Some people believe the chance of exposure is minimal with the proper protections, reasoning that asbestos is only dangerous when airborne. Simple dust respirators, goggles, and work gloves can be purchased at Home Depot.
Disadvantages of DIY Asbestos Testing Kits
Collecting asbestos samples is a health hazard worth taking seriously. Asbestos fibers are quick to spread. They are released into the environment when disturbed and easily carried elsewhere on clothing, skin and hair. The most common method of contamination is simply by breathing asbestos particles in. They are microscopic, so you won’t be able to observe any exposures. Professionals know how to guard against these risks.
A professional is also more likely to know where to look for asbestos. With comprehensive knowledge of the products, brands and types of environments likely to harbor the stuff, hiring a professional to collect samples gives you a better chance of discovering all the asbestos that is present. That’s a major drawback to using a kit; it presumes you know something about the contemporary use of asbestos in construction materials.

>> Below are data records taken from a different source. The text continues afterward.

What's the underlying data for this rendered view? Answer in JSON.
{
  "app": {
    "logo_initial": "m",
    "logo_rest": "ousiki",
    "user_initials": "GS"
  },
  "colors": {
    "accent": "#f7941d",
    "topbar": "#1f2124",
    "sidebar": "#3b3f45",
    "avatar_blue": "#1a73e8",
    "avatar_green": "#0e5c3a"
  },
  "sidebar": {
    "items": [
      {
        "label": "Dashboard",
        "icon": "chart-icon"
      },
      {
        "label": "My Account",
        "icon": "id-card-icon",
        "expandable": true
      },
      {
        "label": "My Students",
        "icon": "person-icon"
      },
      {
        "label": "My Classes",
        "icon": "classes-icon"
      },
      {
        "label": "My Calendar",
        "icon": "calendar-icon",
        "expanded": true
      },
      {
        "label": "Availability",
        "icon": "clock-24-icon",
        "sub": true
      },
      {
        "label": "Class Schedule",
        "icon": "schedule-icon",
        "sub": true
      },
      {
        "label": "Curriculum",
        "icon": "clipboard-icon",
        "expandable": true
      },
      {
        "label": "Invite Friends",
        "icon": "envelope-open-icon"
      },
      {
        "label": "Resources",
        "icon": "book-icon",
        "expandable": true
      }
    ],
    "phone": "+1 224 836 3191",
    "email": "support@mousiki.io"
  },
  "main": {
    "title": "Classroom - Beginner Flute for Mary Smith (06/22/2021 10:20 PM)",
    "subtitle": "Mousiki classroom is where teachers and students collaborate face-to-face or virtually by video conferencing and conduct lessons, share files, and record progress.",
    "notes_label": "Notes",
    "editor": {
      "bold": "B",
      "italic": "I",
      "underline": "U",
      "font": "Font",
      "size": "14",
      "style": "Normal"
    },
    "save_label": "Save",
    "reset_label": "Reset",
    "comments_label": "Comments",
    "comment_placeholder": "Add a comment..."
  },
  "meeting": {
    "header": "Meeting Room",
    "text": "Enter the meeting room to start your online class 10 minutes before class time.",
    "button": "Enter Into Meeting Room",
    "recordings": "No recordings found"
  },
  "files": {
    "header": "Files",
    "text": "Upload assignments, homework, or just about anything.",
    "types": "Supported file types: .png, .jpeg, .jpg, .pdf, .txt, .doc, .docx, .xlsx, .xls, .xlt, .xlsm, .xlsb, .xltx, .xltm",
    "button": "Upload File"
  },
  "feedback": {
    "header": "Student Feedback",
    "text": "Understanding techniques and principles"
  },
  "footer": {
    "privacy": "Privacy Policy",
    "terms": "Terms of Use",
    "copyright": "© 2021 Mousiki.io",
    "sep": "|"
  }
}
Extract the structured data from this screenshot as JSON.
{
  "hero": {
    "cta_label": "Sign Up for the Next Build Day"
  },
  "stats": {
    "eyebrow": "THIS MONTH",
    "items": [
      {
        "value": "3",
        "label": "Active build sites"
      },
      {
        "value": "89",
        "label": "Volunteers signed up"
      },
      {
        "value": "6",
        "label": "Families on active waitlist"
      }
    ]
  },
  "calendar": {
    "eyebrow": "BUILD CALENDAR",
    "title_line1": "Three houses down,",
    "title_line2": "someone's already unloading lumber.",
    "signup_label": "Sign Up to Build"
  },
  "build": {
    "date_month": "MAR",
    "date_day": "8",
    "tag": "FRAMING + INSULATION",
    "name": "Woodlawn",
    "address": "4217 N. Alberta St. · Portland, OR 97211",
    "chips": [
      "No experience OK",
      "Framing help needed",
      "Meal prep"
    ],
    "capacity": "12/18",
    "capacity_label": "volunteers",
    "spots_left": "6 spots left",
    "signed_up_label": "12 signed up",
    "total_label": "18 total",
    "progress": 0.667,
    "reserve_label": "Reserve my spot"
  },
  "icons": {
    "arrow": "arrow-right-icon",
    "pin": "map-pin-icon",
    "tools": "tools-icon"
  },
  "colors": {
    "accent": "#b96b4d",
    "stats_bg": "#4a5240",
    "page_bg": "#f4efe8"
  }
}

If you do discover asbestos in your home, hiring a professional may afford you easy access to removal services. Removal services are not a project for even the ambitious do-it-yourselfer. Inappropriate handling of materials that contain asbestos can lead to criminal charges and fines at the federal and state levels. In many states, any removal or sealing of asbestos requires a special contractor’s license.
Professional testing services often have quicker turnaround on laboratory results compared to home kits. Processing of home kits is done by mail and typically takes 2 to 3 weeks to complete and report.